Foundation Concepts and Terminology | Using XML with Legacy Business Applications

Although schemas are a tremendous advance over DTDs, they introduce some new concepts and terminology to XML that take some getting used to. It will help to review some of these before we discuss more specific features.

Elements and Types

All programming languages make a distinction between a variable, which is a named location in memory, and a variable's data type, which can put constraints on the variable's range of values or how the variable should be interpreted. In general, the closest thing that XML 1.0 DTDs have to this separation is PCDATA for parsed character data and CDATA for (unparsed) character data. The XML Schema Recommendation implements a more conventional view of variables and data types. (I should add "in general" because this is true for Elements. Attribute declarations have a bit more expressive power since they can be declared as CDATA, ID, IDREF, and so on.)

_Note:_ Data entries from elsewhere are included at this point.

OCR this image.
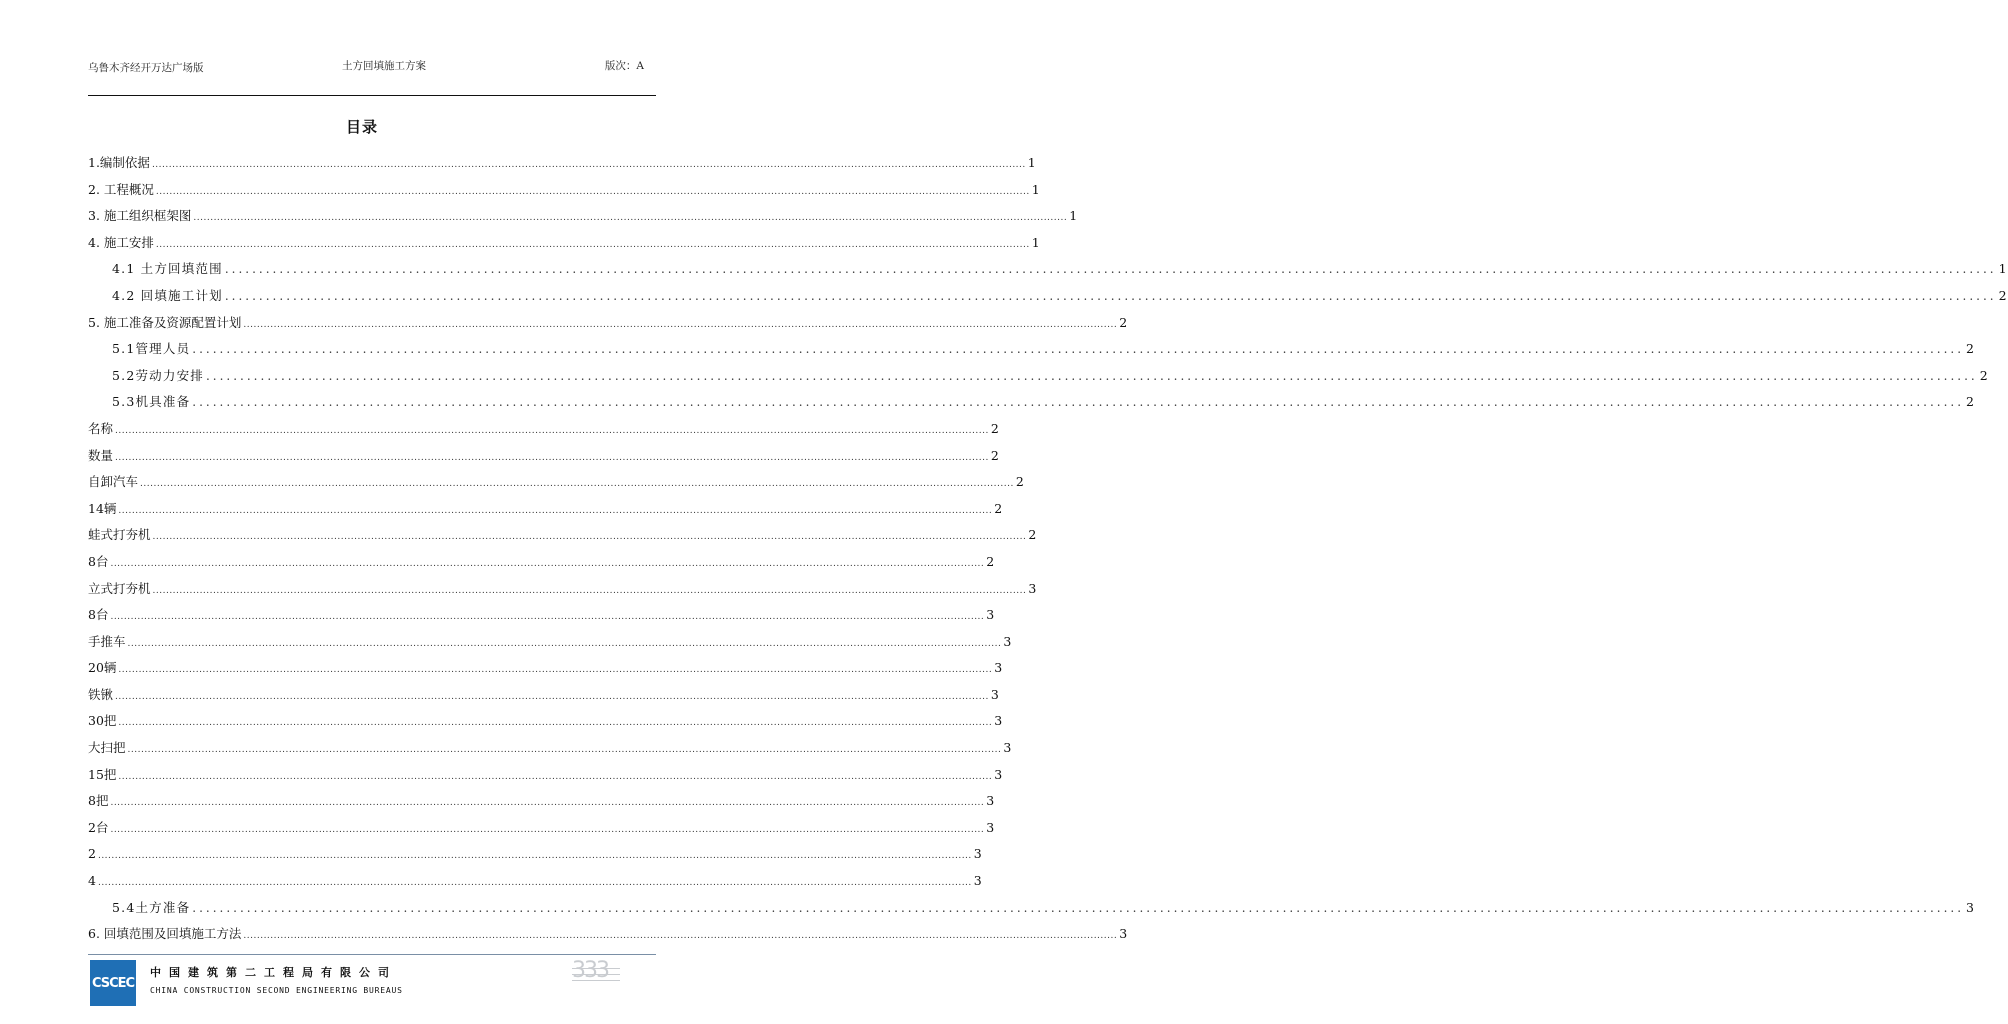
乌鲁木齐经开万达广场版	土方回填施工方案	版次：A
目录
1.编制依据 .................................................................................................................................................................................................................................................................... 1
2. 工程概况 .................................................................................................................................................................................................................................................................... 1
3. 施工组织框架图 .................................................................................................................................................................................................................................................................... 1
4. 施工安排 .................................................................................................................................................................................................................................................................... 1
4.1 土方回填范围 .................................................................................................................................................................................................................................................................... 1
4.2 回填施工计划 .................................................................................................................................................................................................................................................................... 2
5. 施工准备及资源配置计划 .................................................................................................................................................................................................................................................................... 2
5.1管理人员 .................................................................................................................................................................................................................................................................... 2
5.2劳动力安排 .................................................................................................................................................................................................................................................................... 2
5.3机具准备 .................................................................................................................................................................................................................................................................... 2
名称 .................................................................................................................................................................................................................................................................... 2
数量 .................................................................................................................................................................................................................................................................... 2
自卸汽车 .................................................................................................................................................................................................................................................................... 2
14辆 .................................................................................................................................................................................................................................................................... 2
蛙式打夯机 .................................................................................................................................................................................................................................................................... 2
8台 .................................................................................................................................................................................................................................................................... 2
立式打夯机 .................................................................................................................................................................................................................................................................... 3
8台 .................................................................................................................................................................................................................................................................... 3
手推车 .................................................................................................................................................................................................................................................................... 3
20辆 .................................................................................................................................................................................................................................................................... 3
铁锹 .................................................................................................................................................................................................................................................................... 3
30把 .................................................................................................................................................................................................................................................................... 3
大扫把 .................................................................................................................................................................................................................................................................... 3
15把 .................................................................................................................................................................................................................................................................... 3
8把 .................................................................................................................................................................................................................................................................... 3
2台 .................................................................................................................................................................................................................................................................... 3
2 .................................................................................................................................................................................................................................................................... 3
4 .................................................................................................................................................................................................................................................................... 3
5.4土方准备 .................................................................................................................................................................................................................................................................... 3
6. 回填范围及回填施工方法 .................................................................................................................................................................................................................................................................... 3
CSCEC
中国建筑第二工程局有限公司
CHINA CONSTRUCTION SECOND ENGINEERING BUREAUS
333
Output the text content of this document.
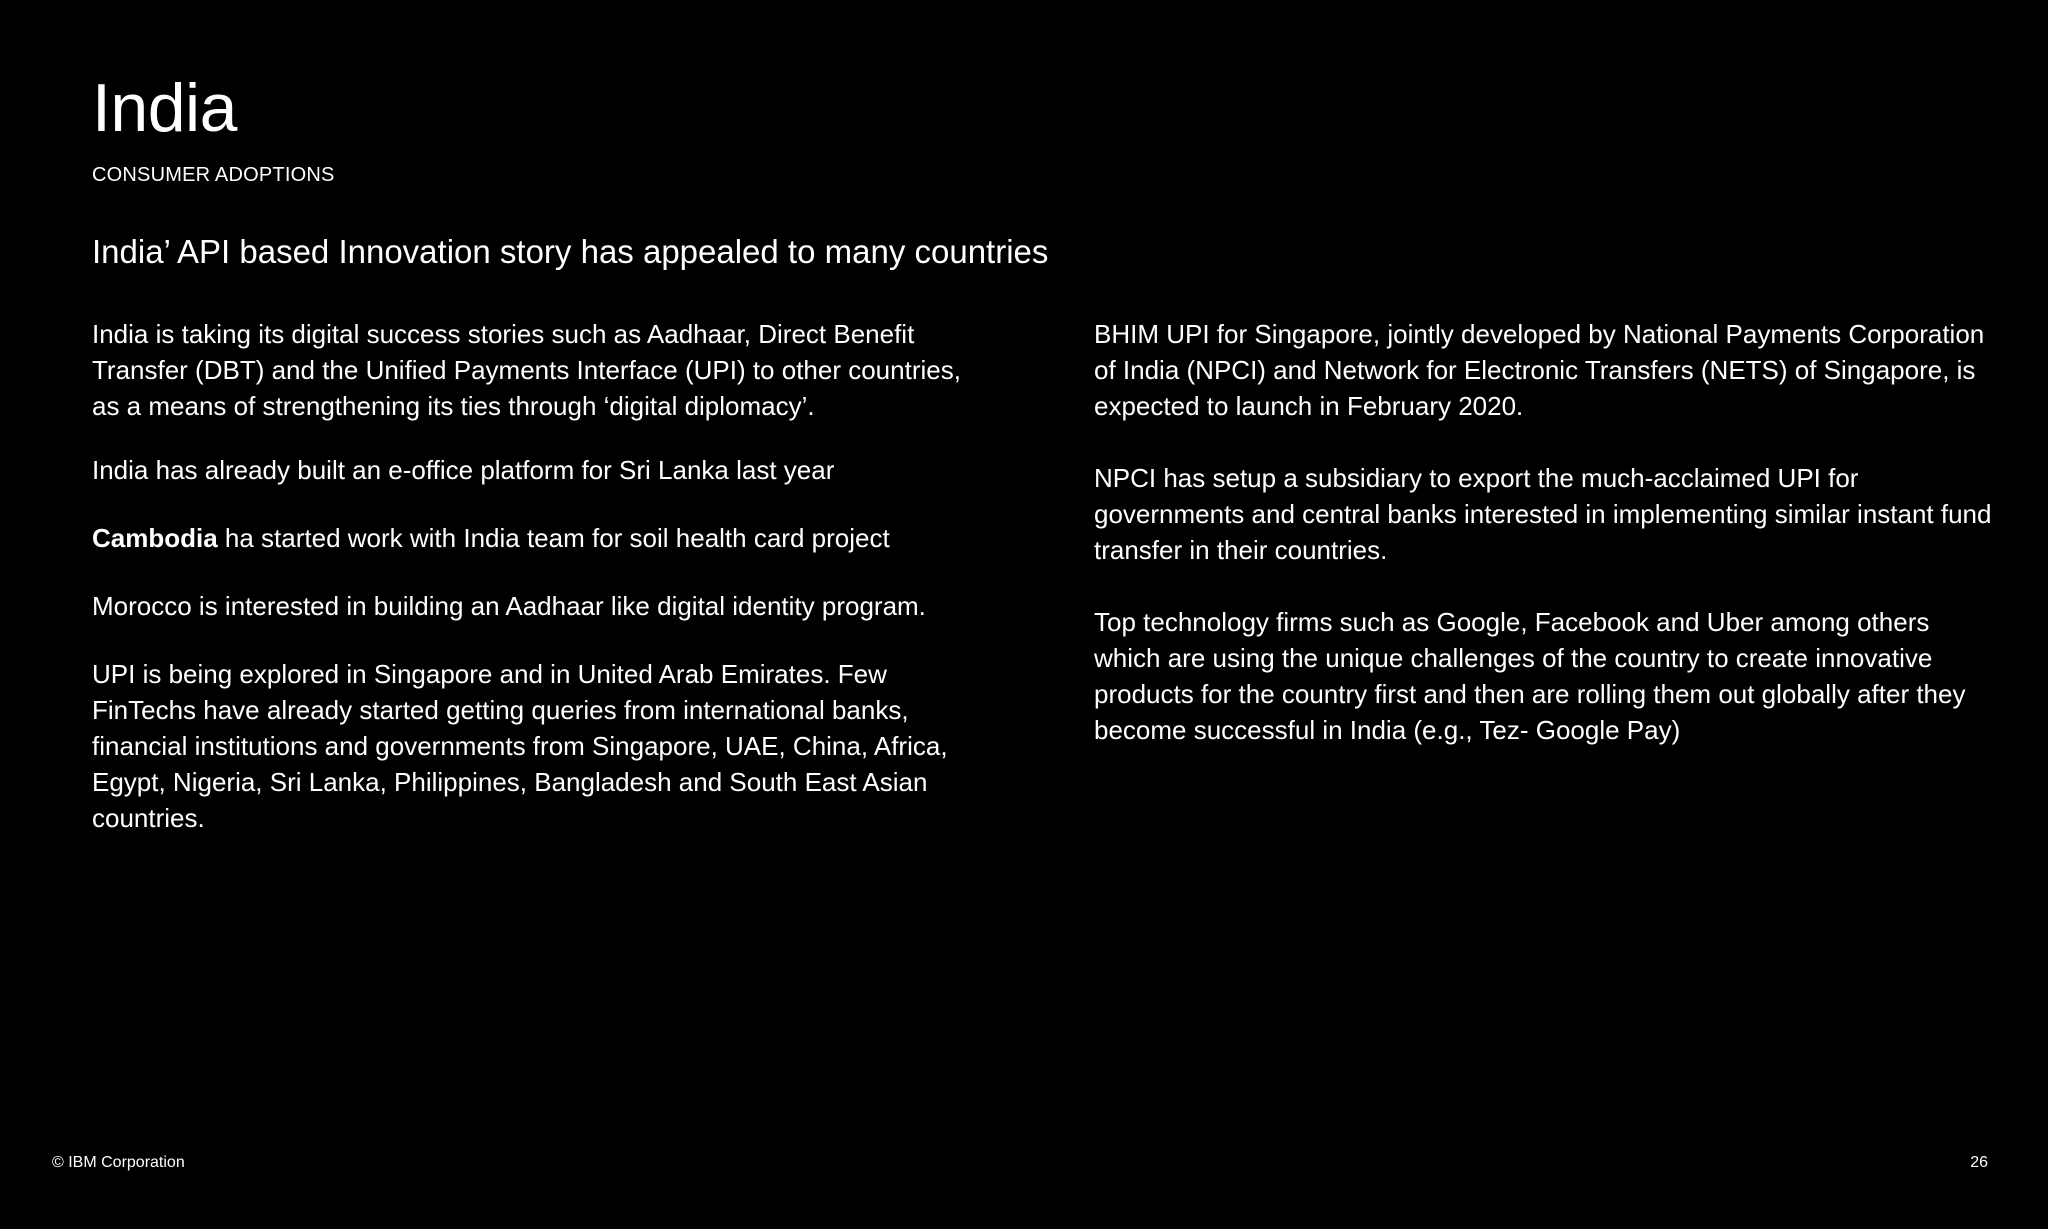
India
CONSUMER ADOPTIONS
India’ API based Innovation story has appealed to many countries

India is taking its digital success stories such as Aadhaar, Direct Benefit Transfer (DBT) and the Unified Payments Interface (UPI) to other countries, as a means of strengthening its ties through ‘digital diplomacy’.

India has already built an e-office platform for Sri Lanka last year

Cambodia ha started work with India team for soil health card project

Morocco is interested in building an Aadhaar like digital identity program.

UPI is being explored in Singapore and in United Arab Emirates. Few FinTechs have already started getting queries from international banks, financial institutions and governments from Singapore, UAE, China, Africa, Egypt, Nigeria, Sri Lanka, Philippines, Bangladesh and South East Asian countries.

BHIM UPI for Singapore, jointly developed by National Payments Corporation of India (NPCI) and Network for Electronic Transfers (NETS) of Singapore, is expected to launch in February 2020.

NPCI has setup a subsidiary to export the much-acclaimed UPI for governments and central banks interested in implementing similar instant fund transfer in their countries.

Top technology firms such as Google, Facebook and Uber among others which are using the unique challenges of the country to create innovative products for the country first and then are rolling them out globally after they become successful in India (e.g., Tez- Google Pay)

© IBM Corporation	26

NOTE "Data Type" or "Datatype"?

The Schema Recommendation uses "datatype," while most programming languages and texts use "data type." We'll go with convention and use the latter, but keep in mind that in reference to the schema language I also mean the former.

In addition to defining a set of base types to be used for simple Elements and Attributes, the schema language also specifies a way to define complex types. These are similar to structs in C, GROUPs in COBOL, and records in other languages. This facility greatly aids the reuse of common constructs.

Both user -defined complex types and the built-in simple data types may be modified through the mechanisms of restriction and extension. These mechanisms and the most common simple data types will be discussed shortly.

Simple and Complex

One of the things I found somewhat confusing when first learning schema language is how it uses the terms "simple" and "complex." These are used in two different contexts.

In the first context, the terms "simple" and "complex" describe the type of content an Element may have, or its content model . In the most general terms, an Element may be declared in schema language with one of two content models.

Simple content : The Element has no child Elements.
Complex content : The Element may have child Elements.

These types of content are represented using the schema language Elements xs:simpleContent and xs:complexContent, respectively. In addition to simple and complex, there are various types of content models for complex content. The most common are sequence and choice . We'll talk more about these later in the chapter. Mixed content indicates both child Elements and character data are permissible. This content model is used infrequently in business document schemas intended for use directly by applications.

The other context in which the terms "simple" and "complex" are used is in referring to types .

Simple type : A simple type is either one of the built-in schema data types or a type derived from one of them. An Element that is of a simple type may not have Attributes.
Complex type : A complex type may take several forms. A complex type is used to define Elements that may have child Elements. A complex type is used to define any Element that may have Attributes. A complex type is also used to declare that an Element may have mixed content.

These are declared in schema language using the xs:simpleType and xs:complexType Elements, respectively. For both of these types, schema language supports the concept of derivation , similar to the way it is used in object-oriented analysis, using the mechanisms of extension and restriction . These mechanisms are used somewhat differently in simple and complex types.

Simple types are derived from built-in schema language data types or other user-defined simple types by restriction. Restriction of a simple type involves reducing the set of values allowed for the type.

Complex types are either declared (created by the user) or derived from other types. Complex types may be derived from simple types by extension, usually by adding one or more Attributes. Complex types may also be derived from other complex types by either restriction or extension. Restriction generally involves removing child Elements from the content model, while extension generally involves adding Elements or Attributes. Restriction and extension will be discussed in more detail in later sections.

What can be a bit confusing is that there isn't a one-to-one correspondence between simple and complex content and simple and complex types. The use of "complex" is consistent since Elements that are defined to allow complex content always have a complex type. However, there isn't any such consistency with the use of "simple." Elements that are defined to allow only simple content may be of either simple type or complex type. An Element that is defined with simple content but that allows one or more Attributes always has a complex type. However, we can define a complex type, derived from a simple type by extension, that has a simple content model and no Attributes.

The best advice I can give you here is to make sure you understand the context, that is, whether you are dealing with content models or types, and don't confuse the two.